Modelling, analysis and prediction of information diffusion with graph databases and Apache spark

Social media have provided a new way to understand how people interact between them generating a massive amount of information every day. In the latest years, Big Data technologies have provided to scientists new tools to deal with such amount of data and new approaches have been proposed to deal with these problems. With respect to the phenomenon of information diffusion between communities in social networks, it has been a key factor to understand different events results like elections or referendums in a country or in a more general context it can explain how some clothes or places become in fashion very fast. Two of the new technologies that are proposed for dealing with this kind of data are Apache Spark and graph databases. Apache Spark provides the ability to deal with massive amount of data in a scalable way and graph databases allow to build complex databases with information stored in nodes and also in relationships. The goal of this thesis is to build and test models able to predict information diffusion in social networks. The first phase of the thesis will consist on building the framework to analyse different models. In this phase different data collectors will be developed and connected with a graph database that will allow the building of more complex models. Then, an analysis of different models to characterize information diffusion will be performed and with the results some new models will be proposed. In the final phase a connection between the graph database and Apache Spark will be implemented in order to perform analytics and predictions with respect to the models and the data collected to predict the diffusion and the influence of a campaign in social networks.

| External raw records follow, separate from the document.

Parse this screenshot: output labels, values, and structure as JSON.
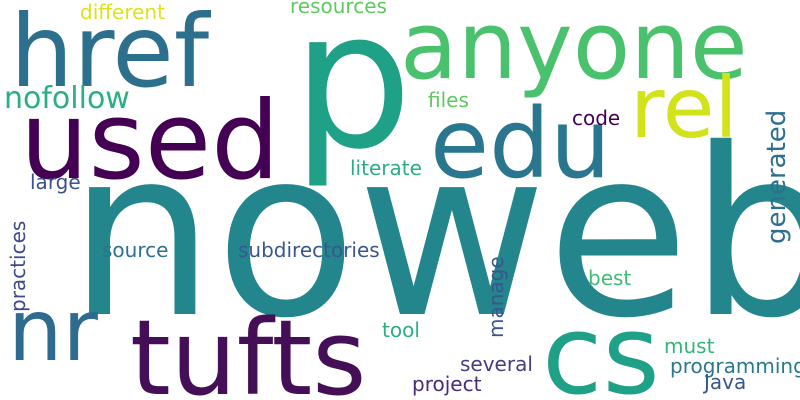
{
  "words": [
    {
      "text": "noweb",
      "color": "#22868c"
    },
    {
      "text": "p",
      "color": "#1fa187"
    },
    {
      "text": "anyone",
      "color": "#4ac16d"
    },
    {
      "text": "href",
      "color": "#2d708e"
    },
    {
      "text": "used",
      "color": "#440154"
    },
    {
      "text": "rel",
      "color": "#d2e21b"
    },
    {
      "text": "edu",
      "color": "#2a768e"
    },
    {
      "text": "cs",
      "color": "#1fa187"
    },
    {
      "text": "tufts",
      "color": "#450f58"
    },
    {
      "text": "nr",
      "color": "#2f6b8e"
    },
    {
      "text": "nofollow",
      "color": "#2ab07f"
    },
    {
      "text": "different",
      "color": "#dde318"
    },
    {
      "text": "resources",
      "color": "#5ec962"
    },
    {
      "text": "files",
      "color": "#5ec962"
    },
    {
      "text": "code",
      "color": "#440154"
    },
    {
      "text": "literate",
      "color": "#2e6f8e"
    },
    {
      "text": "large",
      "color": "#29af7f"
    },
    {
      "text": "source",
      "color": "#3b528b"
    },
    {
      "text": "subdirectories",
      "color": "#3e4989"
    },
    {
      "text": "best",
      "color": "#2c728e"
    },
    {
      "text": "tool",
      "color": "#38588c"
    },
    {
      "text": "must",
      "color": "#40bd72"
    },
    {
      "text": "several",
      "color": "#39558c"
    },
    {
      "text": "programming",
      "color": "#2ab07f"
    },
    {
      "text": "project",
      "color": "#34b679"
    },
    {
      "text": "Java",
      "color": "#433e85"
    },
    {
      "text": "generated",
      "color": "#29798e"
    },
    {
      "text": "practices",
      "color": "#472c7a"
    },
    {
      "text": "manage",
      "color": "#39568c"
    }
  ]
}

I social media hanno fornito un nuovo modo per capire come le persone interagiscano tra di loro generando ogni giorno una quantità enorme di informazioni. Negli ultimi anni le tecnologie Big Data hanno fornito agli scienziati nuovi strumenti per affrontare tale quantità di dati e sono stati proposti nuovi approcci per affrontare questi problemi. Per quanto riguarda il fenomeno della diffusione delle informazioni tra le comunità nelle reti sociali, esso è stato un fattore chiave per comprendere i risultati di eventi diversi come le elezioni o i referendum in un paese o in un contesto più generale può spiegare come alcuni abiti o luoghi diventino di moda molto velocemente. Due delle nuove tecnologie proposte per affrontare questo tipo di dati sono Apache Spark e i database a grafo. Apache Spark offre la possibilità di gestire una quantità enorme di dati in modo scalabile e i database a grafo permettono di creare basi di dati complesse con informazioni memorizzate nei nodi e anche nelle relazioni. L'obiettivo di questa tesi è quello di costruire e testare modelli in grado di prevedere la diffusione delle informazioni nelle reti sociali. La prima fase della tesi consisterà nel costruire il framework per analizzare i diversi modelli. In questa fase verranno sviluppati diversi metodi di estrazione dei dati, che verranno collegati ad un database a grafo, per consentire la costruzione di modelli più complessi. Quindi verrà eseguita un'analisi di diversi modelli per caratterizzare la diffusione delle informazioni e con i risultati saranno proposti alcuni nuovi modelli. Nella fase finale verrà implementata una connessione tra il database a grafo e Apache Spark per eseguire analisi e previsioni relative ai modelli e ai dati raccolti per prevedere la diffusione e l'influenza di una campagna nelle reti sociali.